Nell'itinerario qui descritto si compie un lungo percorso ad anello, abbastanza
faticoso ma che si svolge interamente su sentieri ottimamente tracciati e segnati.
Accesso
Dalla strada provinciale che collega Mondovì
a Cuneo prendere la strada per la valle Pesio, oltrepassando Chiusa
Pesio, poi la Certosa di Pesio (che merita una visita, magari al ritorno)
e quindi raggiungere il suggestivo Pian delle Gorre, a 1040 m, ove si
lascia l'auto.
Itinerario
Dal Pian delle Gorre, lasciandoci il rifugio
alla nostra sinistra, ci si inoltra lungo uno sterrato nel bel bosco,
seguendo le paline per il Gias Fontana ed il Passo di Baban.
Dopo un tratto di discesa si passa un ponticello, quindi lo stradone
costeggia, ancora scendendo, il torrente; volta poi a sinistra dove
incontra (0.10) un bivio, indicato con paline, al quale occorre andare
a sinistra.
Si prosegue ancora, fino ad incontrare un altro bivio (0.30) ove si
lascia lo sterrato per
un sentierino che sale a sinistra nel bosco con moderata pendenza fino a raggiungere
il Gias Fontana (0.40)(1218 m)(foto 1).
Qui il sentiero si biforca: a sinistra si procede con un sentiero diretto
verso il Gias degli Arpi e il Passo del Duca (dato a 2.10); anche se
questo sarebbe l'itinerario più breve, noi invece andiamo a destra,
seguendo le paline per il Passo di Baban, e quindi arriveremo al Passo
del Duca con un percorso più lungo ma molto panoramico.
Il sentiero scende nel bosco e in breve passa su una passerella, nei
pressi di una bella cascata (0.50); poi comincia a risalire a tornanti
nel bosco; trascurata la deviazione (1.00), a sinistra, per il Pis del
Pesio, si continua in direzione del Gias e del Colle Vaccarile (paline)
sempre nel bosco, con percorso su rocce affioranti, fino ad uscire allo
scoperto a circa quota 1500 m.
Si prosegue verso la bastionata rocciosa, fino ad incontrare un bivio
(paline)(1.40)(1600 m circa): a destra si va al Colle Vaccarile mentre
a sinistra il nostro sentiero prosegue in diagonale, salendo, e in breve
va ad incontrare una traccia pianeggiante.

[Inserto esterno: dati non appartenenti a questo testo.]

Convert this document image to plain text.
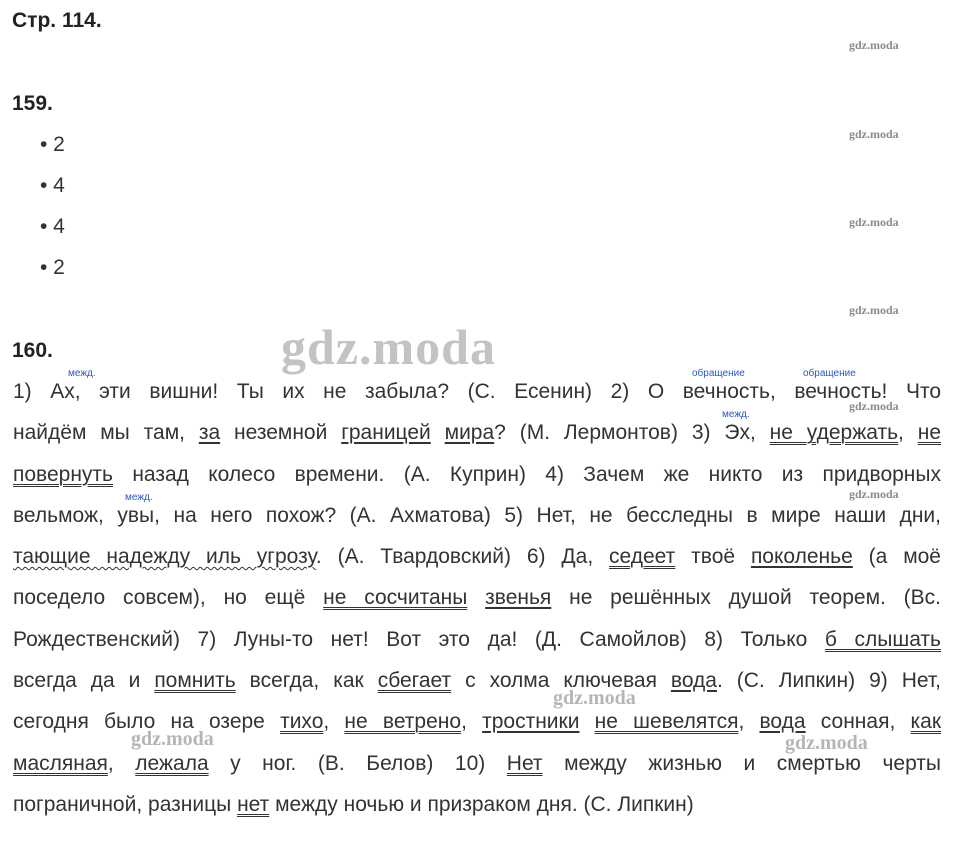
Стр. 114.
159.
• 2
• 4
• 4
• 2
160.
gdz.moda
gdz.moda
gdz.moda
gdz.moda
gdz.moda
gdz.moda
gdz.moda
gdz.moda
gdz.moda	gdz.moda
межд.	обращение	обращение
межд.
межд.
1) Ах, эти вишни! Ты их не забыла? (С. Есенин) 2) О вечность, вечность! Что
найдём мы там, за неземной границей мира? (М. Лермонтов) 3) Эх, не удержать, не
повернуть назад колесо времени. (А. Куприн) 4) Зачем же никто из придворных
вельмож, увы, на него похож? (А. Ахматова) 5) Нет, не бесследны в мире наши дни,
тающие надежду иль угрозу. (А. Твардовский) 6) Да, седеет твоё поколенье (а моё
поседело совсем), но ещё не сосчитаны звенья не решённых душой теорем. (Вс.
Рождественский) 7) Луны-то нет! Вот это да! (Д. Самойлов) 8) Только б слышать
всегда да и помнить всегда, как сбегает с холма ключевая вода. (С. Липкин) 9) Нет,
сегодня было на озере тихо, не ветрено, тростники не шевелятся, вода сонная, как
масляная, лежала у ног. (В. Белов) 10) Нет между жизнью и смертью черты
пограничной, разницы нет между ночью и призраком дня. (С. Липкин)
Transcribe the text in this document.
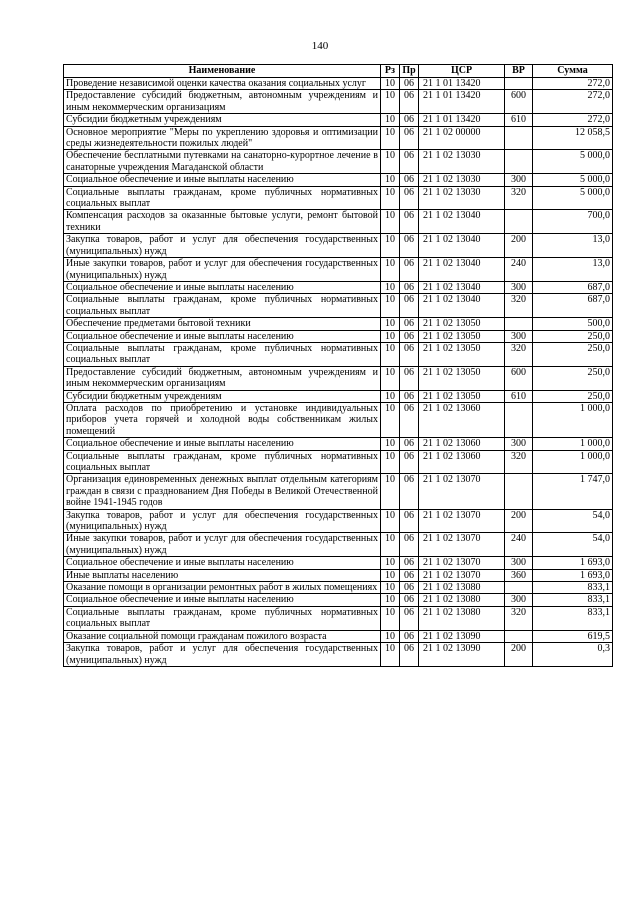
140
Наименование	Рз	Пр	ЦСР	ВР	Сумма
Проведение независимой оценки качества оказания социальных услуг	10	06	21 1 01 13420		272,0
Предоставление субсидий бюджетным, автономным учреждениям и иным некоммерческим организациям	10	06	21 1 01 13420	600	272,0
Субсидии бюджетным учреждениям	10	06	21 1 01 13420	610	272,0
Основное мероприятие "Меры по укреплению здоровья и оптимизации среды жизнедеятельности пожилых людей"	10	06	21 1 02 00000		12 058,5
Обеспечение бесплатными путевками на санаторно-курортное лечение в санаторные учреждения Магаданской области	10	06	21 1 02 13030		5 000,0
Социальное обеспечение и иные выплаты населению	10	06	21 1 02 13030	300	5 000,0
Социальные выплаты гражданам, кроме публичных нормативных социальных выплат	10	06	21 1 02 13030	320	5 000,0
Компенсация расходов за оказанные бытовые услуги, ремонт бытовой техники	10	06	21 1 02 13040		700,0
Закупка товаров, работ и услуг для обеспечения государственных (муниципальных) нужд	10	06	21 1 02 13040	200	13,0
Иные закупки товаров, работ и услуг для обеспечения государственных (муниципальных) нужд	10	06	21 1 02 13040	240	13,0
Социальное обеспечение и иные выплаты населению	10	06	21 1 02 13040	300	687,0
Социальные выплаты гражданам, кроме публичных нормативных социальных выплат	10	06	21 1 02 13040	320	687,0
Обеспечение предметами бытовой техники	10	06	21 1 02 13050		500,0
Социальное обеспечение и иные выплаты населению	10	06	21 1 02 13050	300	250,0
Социальные выплаты гражданам, кроме публичных нормативных социальных выплат	10	06	21 1 02 13050	320	250,0
Предоставление субсидий бюджетным, автономным учреждениям и иным некоммерческим организациям	10	06	21 1 02 13050	600	250,0
Субсидии бюджетным учреждениям	10	06	21 1 02 13050	610	250,0
Оплата расходов по приобретению и установке индивидуальных приборов учета горячей и холодной воды собственникам жилых помещений	10	06	21 1 02 13060		1 000,0
Социальное обеспечение и иные выплаты населению	10	06	21 1 02 13060	300	1 000,0
Социальные выплаты гражданам, кроме публичных нормативных социальных выплат	10	06	21 1 02 13060	320	1 000,0
Организация единовременных денежных выплат отдельным категориям граждан в связи с празднованием Дня Победы в Великой Отечественной войне 1941-1945 годов	10	06	21 1 02 13070		1 747,0
Закупка товаров, работ и услуг для обеспечения государственных (муниципальных) нужд	10	06	21 1 02 13070	200	54,0
Иные закупки товаров, работ и услуг для обеспечения государственных (муниципальных) нужд	10	06	21 1 02 13070	240	54,0
Социальное обеспечение и иные выплаты населению	10	06	21 1 02 13070	300	1 693,0
Иные выплаты населению	10	06	21 1 02 13070	360	1 693,0
Оказание помощи в организации ремонтных работ в жилых помещениях	10	06	21 1 02 13080		833,1
Социальное обеспечение и иные выплаты населению	10	06	21 1 02 13080	300	833,1
Социальные выплаты гражданам, кроме публичных нормативных социальных выплат	10	06	21 1 02 13080	320	833,1
Оказание социальной помощи гражданам пожилого возраста	10	06	21 1 02 13090		619,5
Закупка товаров, работ и услуг для обеспечения государственных (муниципальных) нужд	10	06	21 1 02 13090	200	0,3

Si prosegue sempre a sinistra.
Siamo al Passo di Baban, che più che un passo nel senso tradizionale
del termine è in realtà un lungo e panoramico passaggio
sospeso sulla cordonata rocciosa (foto 2); a valle del sentiero i mughi
ci proteggono - almeno dalla vista - del baratro sottostante. In realtà
non c'è comunque esposizione o difficoltà; ma dice bene
"In Cima" che in presenza di residue lingue di neve questo
tratto potrebbe risultare insidioso.
Dopo un bel pezzo in trasversale si arriva finalmente in vista di un
grande pianoro erboso (foto 3), ad un crocevia (paline) poco prima del
Gias dell'Ortica (2.20)(1855 m), dove il panorama spazia a meridione
sull'accidentata Conca delle Carsene (foto 4), mentre a destra (ovest)
incombono le Rocce del Cros e le pendici di Cima della Fascia. A sinistra,
grosso modo verso est, si vede invece chiaramente il percorso da seguire
verso la Testa di Murtel (foto 5) e quindi la Testa del Duca, da qui
ancora semi nascosta.
Il percorso da qui al Passo del Duca e poi fino al Rifugio Garelli è
tutto su sentiero GTA (Grande Traversata delle Alpi): lo seguiamo dapprima
in salita fino ad una sella, da dove si vede bene l'ormai vicina Testa
del Duca (foto 6), proprio sotto l'elegante Testa di Murtel (foto 7);
dopo una breve discesa, si risale fino ad un tornante (dove stacca,
a destra, il sentiero segnato per il Passo Scarason: paline) e si arriva
quindi al Passo del Duca (2.50)(1989 m), un caratteristico intaglio
nella roccia.
Per raggiungere la vetta della Testa del Duca si sale dal passo lungo
la crestina erbosa, seguendo un'esile e ripida traccia (3.00)(2052 m).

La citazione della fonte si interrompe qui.